Le hic, c'est qu'à part ces exemples, bien peu de choses ont changé concrètement pour le consommateur. En mars 2018, le parlement wallon, par exemple, n'a finalement pas souhaité soumettre la pose d'un limiteur de débit à l'approbation du juge de Paix. "Quel dommage qu'on n'ait pas saisi cette occasion de renforcer la Justice de Paix, l'un des piliers de la démocratie, souligne Anne Leclercq, animatrice au Réseau wallon de lutte contre la pauvreté. Les juges sont au-dessus de la mêlée. Ils rechignent par exemple à ordonner des coupures d'eau, au nom du droit à la dignité humaine. Avant d'en arriver à une telle extrémité, ils explorent les autres pistes".

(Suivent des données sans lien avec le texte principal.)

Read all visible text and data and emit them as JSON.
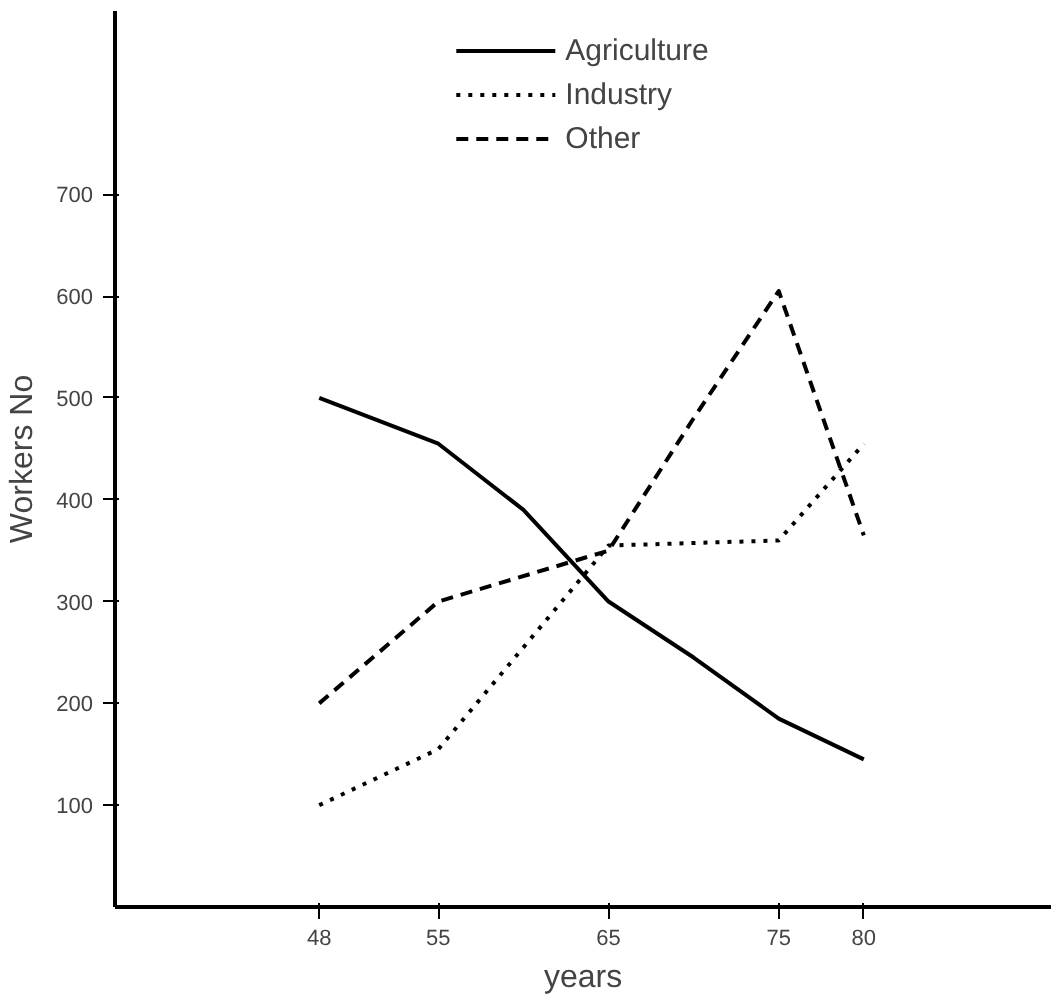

Quelles pistes, précisément ? En voici quel - ques-unes proposées par la FRB :

  • Alimenter davantage le Fonds social de l'eau (en Wallonie) dont la manne, en grande partie, aide les ménages en difficulté à régler leurs factures. Son avantage : son intervention est plus légère que celle de la Justice de Paix qui exige des frais significatifs d'avocats et d'huissiers ; et qui, en outre, pour peu que les justiciables ne se présentent pas à l'audience, aboutit souvent à des jugements par défaut qui leur sont préjudiciables. Mais le Fonds a aussi ses inconvénients. Son intervention passe obligatoirement par les CPAS, or ceux-ci ont des attitudes très différentes d'une commune à l'autre. De là, une forme de loterie géographique pour les publics concernés. Qui, par ailleurs, n'osent pas toujours aller frapper à la porte des Centres.
  • Renforcer les associations de terrain et les communes, tant en matière de sensibilisation à l'utilisation rationnelle de l'eau que de détection de fuites. Problème : les services de tuteurs énergies (qui englobent souvent l'eau dans leurs compétences) ne sont que 50 en Wallonie sur 262 communes... Et la réforme des points APE (2) est de nature à les fragiliser davantage.

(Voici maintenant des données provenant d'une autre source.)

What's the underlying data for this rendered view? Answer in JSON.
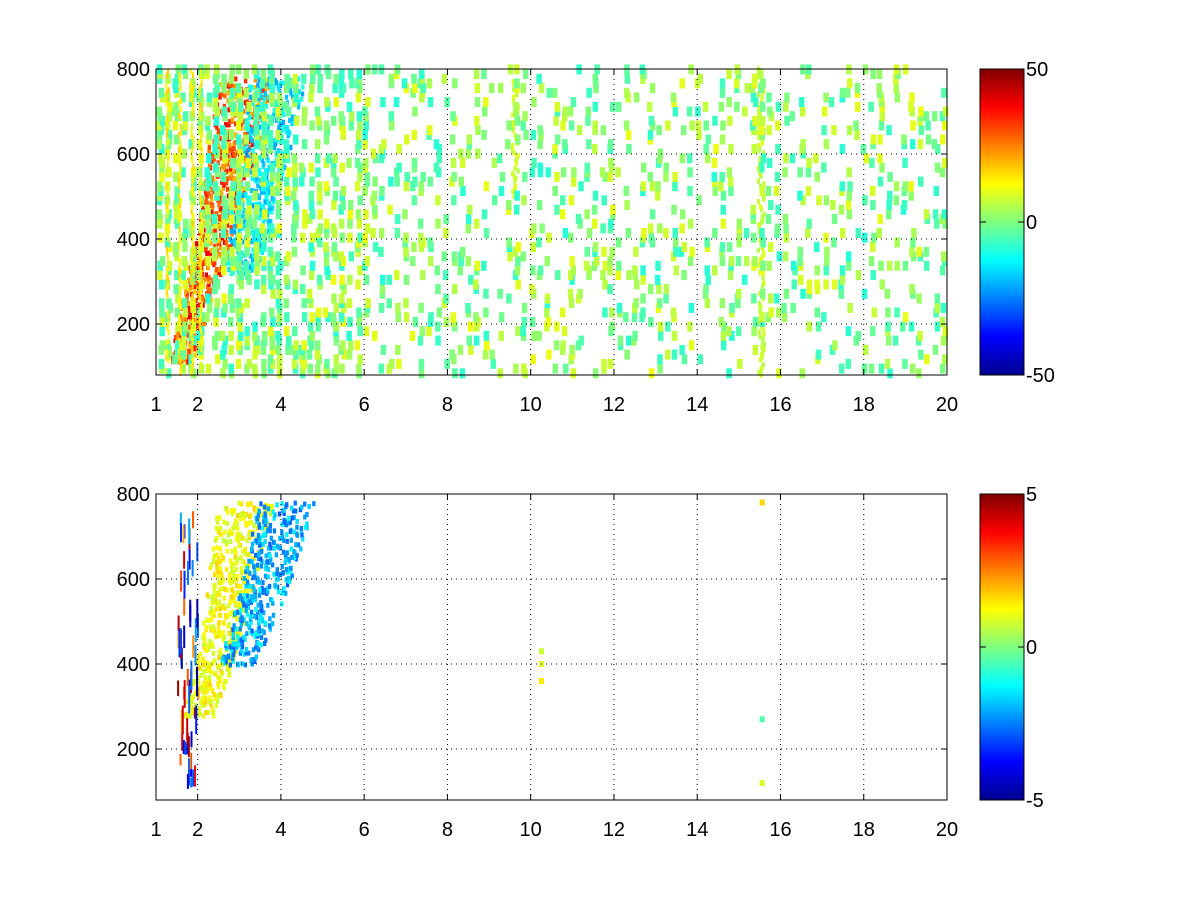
{
  "chart_data": [
    {
      "type": "heatmap",
      "title": "",
      "xlabel": "",
      "ylabel": "",
      "xlim": [
        1,
        20
      ],
      "ylim": [
        80,
        800
      ],
      "grid": true,
      "xticks": [
        1,
        2,
        4,
        6,
        8,
        10,
        12,
        14,
        16,
        18,
        20
      ],
      "yticks": [
        200,
        400,
        600,
        800
      ],
      "colorbar": {
        "min": -50,
        "max": 50,
        "ticks": [
          -50,
          0,
          50
        ],
        "colormap": "jet"
      },
      "features": [
        {
          "name": "positive ridge",
          "x_at_y": [
            [
              1.6,
              110
            ],
            [
              2.0,
              280
            ],
            [
              2.4,
              400
            ],
            [
              2.8,
              600
            ],
            [
              3.1,
              780
            ]
          ],
          "value": 35
        },
        {
          "name": "negative ridge",
          "x_at_y": [
            [
              3.0,
              320
            ],
            [
              3.3,
              450
            ],
            [
              3.6,
              600
            ],
            [
              3.9,
              780
            ]
          ],
          "value": -20
        },
        {
          "name": "vertical line",
          "x": 9.6,
          "y_range": [
            500,
            780
          ],
          "value": 8
        },
        {
          "name": "vertical line",
          "x": 15.5,
          "y_range": [
            80,
            800
          ],
          "value": 8
        }
      ],
      "background": "sparse scattered values near 0 across the whole domain"
    },
    {
      "type": "heatmap",
      "title": "",
      "xlabel": "",
      "ylabel": "",
      "xlim": [
        1,
        20
      ],
      "ylim": [
        80,
        800
      ],
      "grid": true,
      "xticks": [
        1,
        2,
        4,
        6,
        8,
        10,
        12,
        14,
        16,
        18,
        20
      ],
      "yticks": [
        200,
        400,
        600,
        800
      ],
      "colorbar": {
        "min": -5,
        "max": 5,
        "ticks": [
          -5,
          0,
          5
        ],
        "colormap": "jet"
      },
      "features": [
        {
          "name": "positive ridge",
          "x_at_y": [
            [
              2.0,
              280
            ],
            [
              2.4,
              400
            ],
            [
              2.8,
              600
            ],
            [
              3.1,
              780
            ]
          ],
          "value": 1.5
        },
        {
          "name": "negative ridge",
          "x_at_y": [
            [
              2.9,
              400
            ],
            [
              3.3,
              500
            ],
            [
              3.7,
              620
            ],
            [
              4.1,
              780
            ]
          ],
          "value": -2.5
        },
        {
          "name": "isolated points",
          "points": [
            [
              10.2,
              360
            ],
            [
              10.2,
              400
            ],
            [
              10.2,
              430
            ],
            [
              15.5,
              780
            ],
            [
              15.5,
              270
            ],
            [
              15.5,
              120
            ]
          ]
        },
        {
          "name": "low-x streaks",
          "x_range": [
            1.5,
            2.0
          ],
          "y_range": [
            100,
            760
          ]
        }
      ],
      "background": "mostly empty (white)"
    }
  ]
}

  • Agir en amont, non seulement sur les fuites dans l'habitat, mais aussi sur l'amélioration générale du logement. Sans oublier les dimensions pratique et culturelle de la consommation d'eau soulevées cette fois par le mouvement Vivre Ensemble (3). "Il ne faut pas négliger (...) la difficulté de compréhension des campagnes d'information (certains publics ne comprennent pas le français), la subtilité des rapports propriétaires/locataires, ni les problèmes spécifiques aux déménagements et aux compteurs collectifs dans les immeubles". Bref, il vaut mieux connaître son public-cible...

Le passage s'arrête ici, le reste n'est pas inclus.